The goldrush at Halls Creek was short lived. By 1888 the rush was over and the effect on the fortunes of Wyndham was obvious. One remnant from this period is the ruins of the Magistrate¹s Residence (turn east around the northern end of the mudflats beyond the hotel at Wyndham Port - it is worthwhile stopping at the Tourist Information Centre and getting a copy of the mud map of the two townships).

There seems to be some confusion about the Magistrate's Residence. Some sources claim that it was never completed because the local Aborigines harassed the builders. Others claim that the walls once rose to a height of 22 feet (6.7 metres) and that a number of magistrates lived in the residence until it was closed down in the early 1900s.

From 1888 until 1919 Wyndham was a tiny settlement serving the pastoral interests in East Kimberley. Stories of this period have an amusing, outback feel to them. The arrival of the Overland Telegraph Line in 1889 provided the local Aborigines with an excellent source of spearheads as they climbed up the poles and helped themselves to the ceramic insulators. In 1900 the population of the town comprised 61 people of voting age of whom 60 voted for federation. The solitary anti-federationist never disclosed his or her identity.

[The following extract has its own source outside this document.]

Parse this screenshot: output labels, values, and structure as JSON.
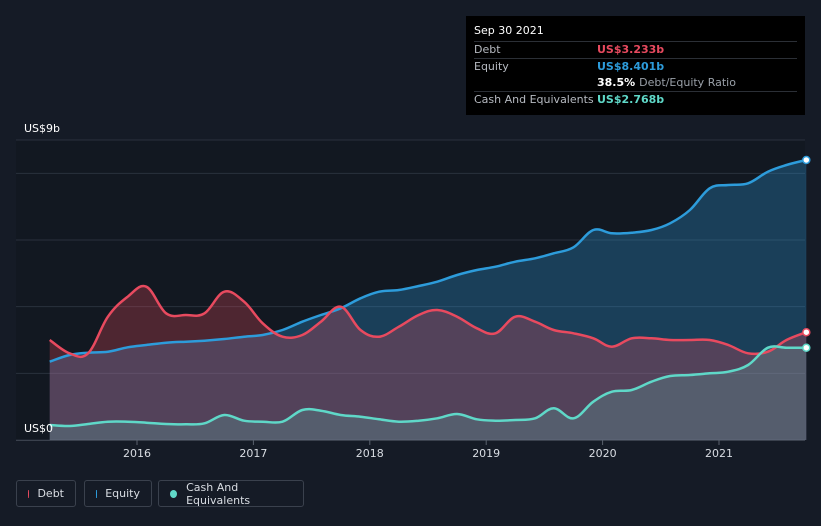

By 1912 money had virtually disappeared from the town's economy with everything being paid for with promissory notes known as 'shinplasters' which were issued by publicans and storekeepers. To the delight of the people who issued them these 'shinplasters' often became illegible if left in a sweaty pocket for too long.

By World War 1 the town was effectively controlled by the Duracks who owned the nearby cattle stations. It was therefore appropriate that in 1913 the WA Government started constructing the Wyndham Meatworks. Work was interrupted by the war but the Meatworks were finally completed in 1919. They continued to be the town¹s main economic raison d¹etre until they was closed down in 1985. The last bullock was killed and exported on 10 October, 1985.

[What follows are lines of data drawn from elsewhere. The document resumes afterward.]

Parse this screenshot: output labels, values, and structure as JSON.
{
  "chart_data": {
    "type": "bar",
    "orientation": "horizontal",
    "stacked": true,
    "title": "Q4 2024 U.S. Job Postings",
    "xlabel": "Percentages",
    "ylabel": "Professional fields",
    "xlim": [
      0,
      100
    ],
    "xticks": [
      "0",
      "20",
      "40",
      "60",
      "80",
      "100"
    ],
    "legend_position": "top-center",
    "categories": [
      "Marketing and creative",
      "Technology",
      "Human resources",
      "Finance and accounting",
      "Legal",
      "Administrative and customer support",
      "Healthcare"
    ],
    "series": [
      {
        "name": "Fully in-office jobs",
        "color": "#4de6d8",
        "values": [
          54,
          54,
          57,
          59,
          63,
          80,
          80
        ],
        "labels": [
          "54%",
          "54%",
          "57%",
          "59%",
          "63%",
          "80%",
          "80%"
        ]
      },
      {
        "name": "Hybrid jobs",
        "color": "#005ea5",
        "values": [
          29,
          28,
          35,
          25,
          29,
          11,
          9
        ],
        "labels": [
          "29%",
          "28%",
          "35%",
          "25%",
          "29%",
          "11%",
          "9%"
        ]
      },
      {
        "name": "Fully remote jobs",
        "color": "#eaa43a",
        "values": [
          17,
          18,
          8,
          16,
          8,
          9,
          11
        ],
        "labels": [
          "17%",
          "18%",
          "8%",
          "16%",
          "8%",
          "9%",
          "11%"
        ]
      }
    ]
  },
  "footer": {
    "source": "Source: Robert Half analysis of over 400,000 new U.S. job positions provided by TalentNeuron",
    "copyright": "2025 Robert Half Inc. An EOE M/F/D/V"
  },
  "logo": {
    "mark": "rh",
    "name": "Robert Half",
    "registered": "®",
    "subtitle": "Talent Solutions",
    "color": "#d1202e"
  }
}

Today Wyndham Port is still operational but it exports live cattle to Asia and lead and zinc to Korea. The town¹s newest industry is an export crocodile farm (located just beyond the old Magistrates Residence). It is hoped that eventually up to 3000 crocodiles a year can be farmed.

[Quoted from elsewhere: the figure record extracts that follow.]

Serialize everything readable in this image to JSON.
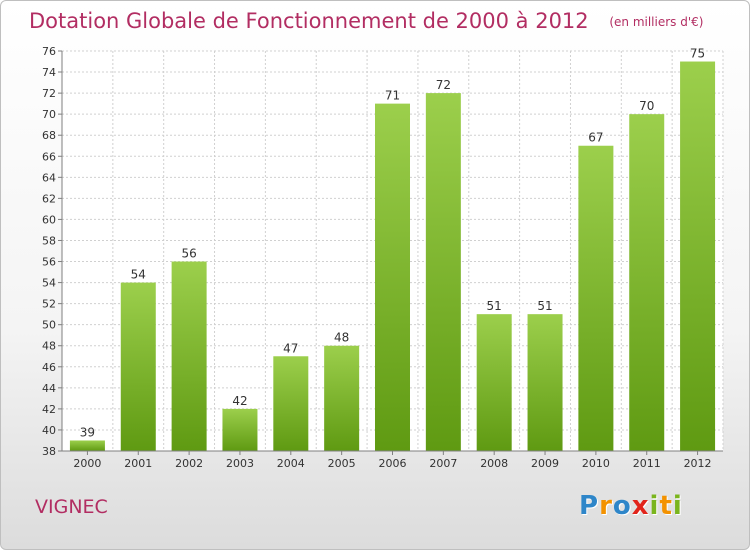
{
  "header": {
    "title": "Dotation Globale de Fonctionnement de 2000 à 2012",
    "unit": "(en milliers d'€)"
  },
  "footer": {
    "commune": "VIGNEC",
    "brand_letters": [
      {
        "char": "P",
        "color": "#2e86c9"
      },
      {
        "char": "r",
        "color": "#f39200"
      },
      {
        "char": "o",
        "color": "#2e86c9"
      },
      {
        "char": "x",
        "color": "#e1241b"
      },
      {
        "char": "i",
        "color": "#7ab51d"
      },
      {
        "char": "t",
        "color": "#f39200"
      },
      {
        "char": "i",
        "color": "#7ab51d"
      }
    ]
  },
  "colors": {
    "accent": "#b22d62",
    "bar_light": "#9ccf4c",
    "bar_dark": "#5f9a12",
    "grid": "#d0d0d0",
    "axis": "#7f7f7f"
  },
  "chart_data": {
    "type": "bar",
    "title": "Dotation Globale de Fonctionnement de 2000 à 2012",
    "subtitle": "(en milliers d'€)",
    "categories": [
      "2000",
      "2001",
      "2002",
      "2003",
      "2004",
      "2005",
      "2006",
      "2007",
      "2008",
      "2009",
      "2010",
      "2011",
      "2012"
    ],
    "values": [
      39,
      54,
      56,
      42,
      47,
      48,
      71,
      72,
      51,
      51,
      67,
      70,
      75
    ],
    "ylim": [
      38,
      76
    ],
    "ytick_step": 2,
    "grid": true,
    "xlabel": "",
    "ylabel": "",
    "data_labels": true
  }
}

With a population of between 1200-1500 Wyndham is now partly sustained by tourism as more and more travellers visit this strange and exotic old port.

Writers and commentators have not been terribly kind to Wyndham. Most of the travel writers have suggested that the town has a special charm but, having said that, they have proceeded to paint a picture which has more than a passing resemblance to hell.

In 1951 George Farwell in his book The Outside Track described the town as 'a lonely pin-point of settlement upon a vast and empty landscape of tidal estuaries, mangroves, unpeopled valley floors and barren, tree-less ranges' and two years later Leslie Rees painted a grim picture of the town as having a foreground of 'empty 44-gallon drums, beer bottles, old tins, bits of sheet iron, termite-eaten wood. A background of salt marshes and harsh, desolate hills under the torrid sun'. Neither of these descriptions is flattering to Wyndham. However they do evoke the strangeness of this town on the far edge of the continent.